Appendix 3: Cafcass manager names and contact details

Rosie Jakob – 07774016564

Rob Fordyce – 07500105913

Sam Taylor – 07917210845

Vicky Thompson – 07919211202


[1] FPR 2010, Pt 16 is complex and the explanation in this Memorandum is somewhat simplified.

[2] FPR 2010, r16.3 has very limited application in the context of a private law case: it is applies to specified proceedings (defined at s41 CA 1989 and essentially being public law cases or cases with a public law dimension) and proceedings under FPR 2010, Pt 14 (essentially being adoption or adoption-related proceedings)..

[3] There is one particular possibility that merits exploration. The rules would allow the court to appoint a solicitor to act as the children’s guardian. This will not be appropriate in a case in which substantial welfare opinion is needed but I see no reason not to do this in cases where the court needs help in the preparation for a fact-finding. The criteria are set out in FPR 2010, r16.24, including that the solicitor consents and is willing to provide an undertaking to pay costs ordered against the child.

[4] The main exception to this is likely to be a ‘fact-finding case’ case in which the burden on the children’s guardian should be very limited as the evidence gathering can and should fall wholly or mainly on the local authority social worker and / or the solicitor for the child.

[5] Similar provisions apply if the application is for a private law order but is specified proceedings, for example where an application is made for live with order in respect of a child who is the subject of a care order:  FPR 2010 12.3(1) and see CA 1989, s41(6) for the definition of specified proceedings.

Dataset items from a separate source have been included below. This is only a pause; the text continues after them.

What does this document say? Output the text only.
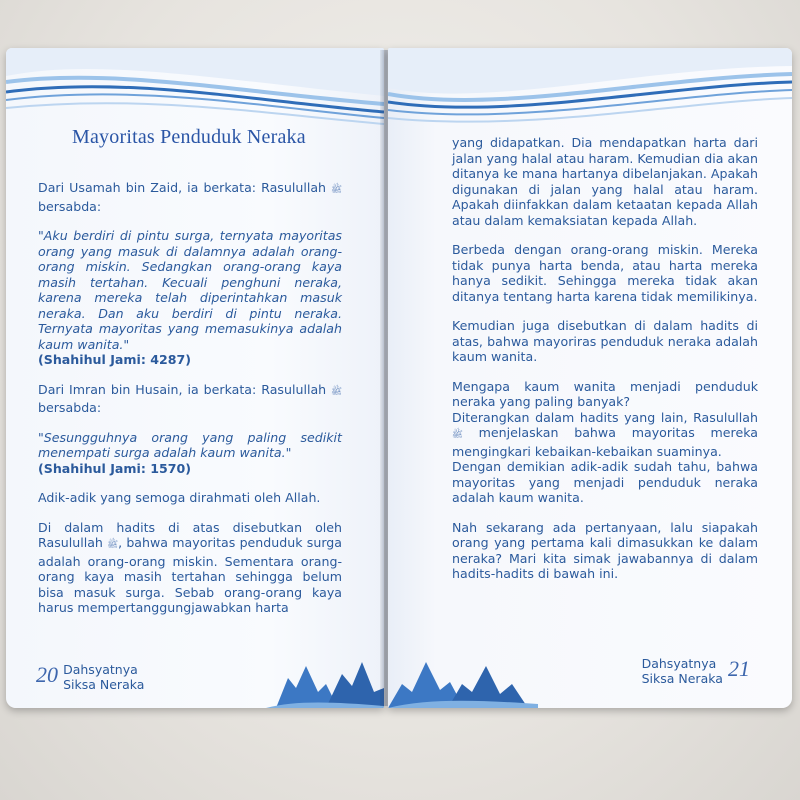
Mayoritas Penduduk Neraka

Dari Usamah bin Zaid, ia berkata: Rasulullah ﷺ bersabda:

"Aku berdiri di pintu surga, ternyata mayoritas orang yang masuk di dalamnya adalah orang-orang miskin. Sedangkan orang-orang kaya masih tertahan. Kecuali penghuni neraka, karena mereka telah diperintahkan masuk neraka. Dan aku berdiri di pintu neraka. Ternyata mayoritas yang memasukinya adalah kaum wanita."

(Shahihul Jami: 4287)

Dari Imran bin Husain, ia berkata: Rasulullah ﷺ bersabda:

"Sesungguhnya orang yang paling sedikit menempati surga adalah kaum wanita."

(Shahihul Jami: 1570)

Adik-adik yang semoga dirahmati oleh Allah.

Di dalam hadits di atas disebutkan oleh Rasulullah ﷺ, bahwa mayoritas penduduk surga adalah orang-orang miskin. Sementara orang-orang kaya masih tertahan sehingga belum bisa masuk surga. Sebab orang-orang kaya harus mempertanggungjawabkan harta

20 Dahsyatnya
Siksa Neraka

yang didapatkan. Dia mendapatkan harta dari jalan yang halal atau haram. Kemudian dia akan ditanya ke mana hartanya dibelanjakan. Apakah digunakan di jalan yang halal atau haram. Apakah diinfakkan dalam ketaatan kepada Allah atau dalam kemaksiatan kepada Allah.

Berbeda dengan orang-orang miskin. Mereka tidak punya harta benda, atau harta mereka hanya sedikit. Sehingga mereka tidak akan ditanya tentang harta karena tidak memilikinya.

Kemudian juga disebutkan di dalam hadits di atas, bahwa mayoriras penduduk neraka adalah kaum wanita.

Mengapa kaum wanita menjadi penduduk neraka yang paling banyak?

Diterangkan dalam hadits yang lain, Rasulullah ﷺ menjelaskan bahwa mayoritas mereka mengingkari kebaikan-kebaikan suaminya.

Dengan demikian adik-adik sudah tahu, bahwa mayoritas yang menjadi penduduk neraka adalah kaum wanita.

Nah sekarang ada pertanyaan, lalu siapakah orang yang pertama kali dimasukkan ke dalam neraka? Mari kita simak jawabannya di dalam hadits-hadits di bawah ini.

Dahsyatnya
Siksa Neraka 21
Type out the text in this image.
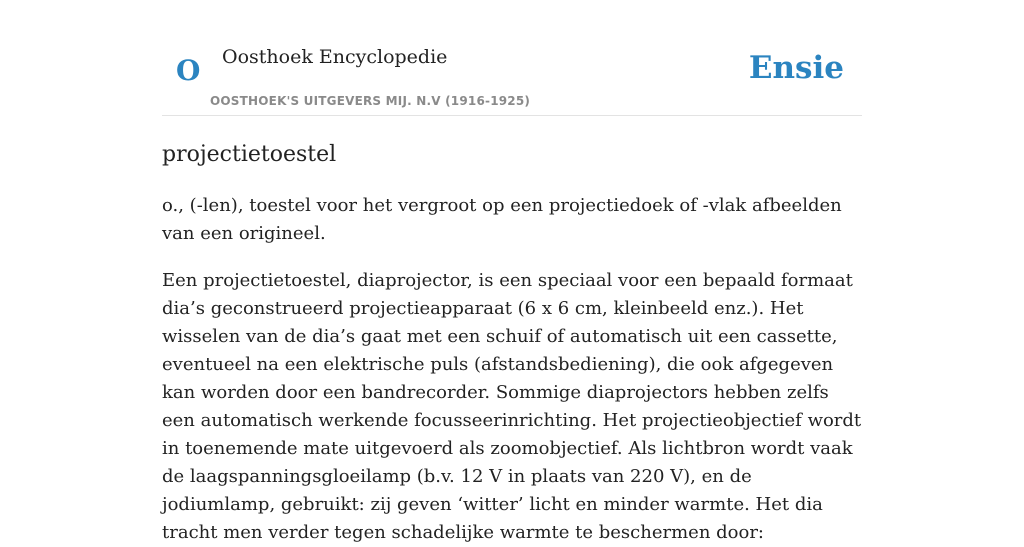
O Oosthoek Encyclopedie
OOSTHOEK'S UITGEVERS MIJ. N.V (1916-1925)
Ensie
projectietoestel

o., (-len), toestel voor het vergroot op een projectiedoek of -vlak afbeelden van een origineel.

Een projectietoestel, diaprojector, is een speciaal voor een bepaald formaat dia’s geconstrueerd projectieapparaat (6 x 6 cm, kleinbeeld enz.). Het wisselen van de dia’s gaat met een schuif of automatisch uit een cassette, eventueel na een elektrische puls (afstandsbediening), die ook afgegeven kan worden door een bandrecorder. Sommige diaprojectors hebben zelfs een automatisch werkende focusseerinrichting. Het projectieobjectief wordt in toenemende mate uitgevoerd als zoomobjectief. Als lichtbron wordt vaak de laagspanningsgloeilamp (b.v. 12 V in plaats van 220 V), en de jodiumlamp, gebruikt: zij geven ‘witter’ licht en minder warmte. Het dia tracht men verder tegen schadelijke warmte te beschermen door:
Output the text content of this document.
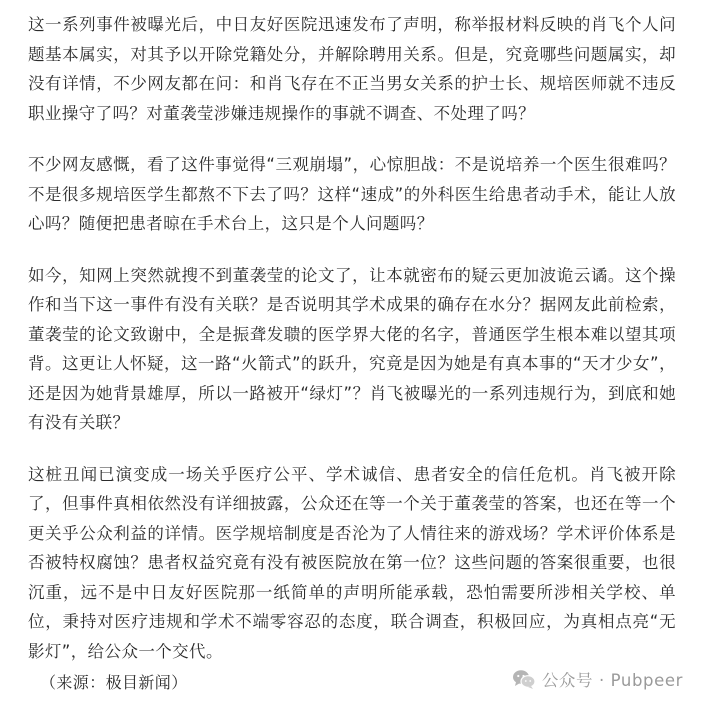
这一系列事件被曝光后，中日友好医院迅速发布了声明，称举报材料反映的肖飞个人问题基本属实，对其予以开除党籍处分，并解除聘用关系。但是，究竟哪些问题属实，却没有详情，不少网友都在问：和肖飞存在不正当男女关系的护士长、规培医师就不违反职业操守了吗？对董袭莹涉嫌违规操作的事就不调查、不处理了吗？

不少网友感慨，看了这件事觉得“三观崩塌”，心惊胆战：不是说培养一个医生很难吗？不是很多规培医学生都熬不下去了吗？这样“速成”的外科医生给患者动手术，能让人放心吗？随便把患者晾在手术台上，这只是个人问题吗？

如今，知网上突然就搜不到董袭莹的论文了，让本就密布的疑云更加波诡云谲。这个操作和当下这一事件有没有关联？是否说明其学术成果的确存在水分？据网友此前检索，董袭莹的论文致谢中，全是振聋发聩的医学界大佬的名字，普通医学生根本难以望其项背。这更让人怀疑，这一路“火箭式”的跃升，究竟是因为她是有真本事的“天才少女”，还是因为她背景雄厚，所以一路被开“绿灯”？肖飞被曝光的一系列违规行为，到底和她有没有关联？

这桩丑闻已演变成一场关乎医疗公平、学术诚信、患者安全的信任危机。肖飞被开除了，但事件真相依然没有详细披露，公众还在等一个关于董袭莹的答案，也还在等一个更关乎公众利益的详情。医学规培制度是否沦为了人情往来的游戏场？学术评价体系是否被特权腐蚀？患者权益究竟有没有被医院放在第一位？这些问题的答案很重要，也很沉重，远不是中日友好医院那一纸简单的声明所能承载，恐怕需要所涉相关学校、单位，秉持对医疗违规和学术不端零容忍的态度，联合调查，积极回应，为真相点亮“无影灯”，给公众一个交代。

（来源：极目新闻）	公众号 · Pubpeer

[6] Contrary to the widespread view, PD16 para 7.4(a) does not say that the court must make preliminary enquiries of Cafcass before making a child party to proceedings (the first question in the sequence). On the contrary, it clearly presupposes that the first and second questions have been answered ‘yes’ and then addresses the third question in the sequence: if there is to be a children’s guardian who should it be? It allows Cafcass to comment on whether someone else should be appointed as CG in those circumstances (and see r16.24) and, much more importantly in practice, it is intended to prevent the court from picking and choosing particular (liked) Cafcass officers and instead leaving it for Cafcass to decide which of its officers should be identified to be appointed (as the Cafcass Practice Note (2006) emphasises).

 

[8] cf FPR 2010, r12.6(d)

[9] Provision can still be made for the order to be served on Cafcass and for Cafcass to do a safeguarding report if it thinks it should and / or ask that a FHDRA is nevertheless listed.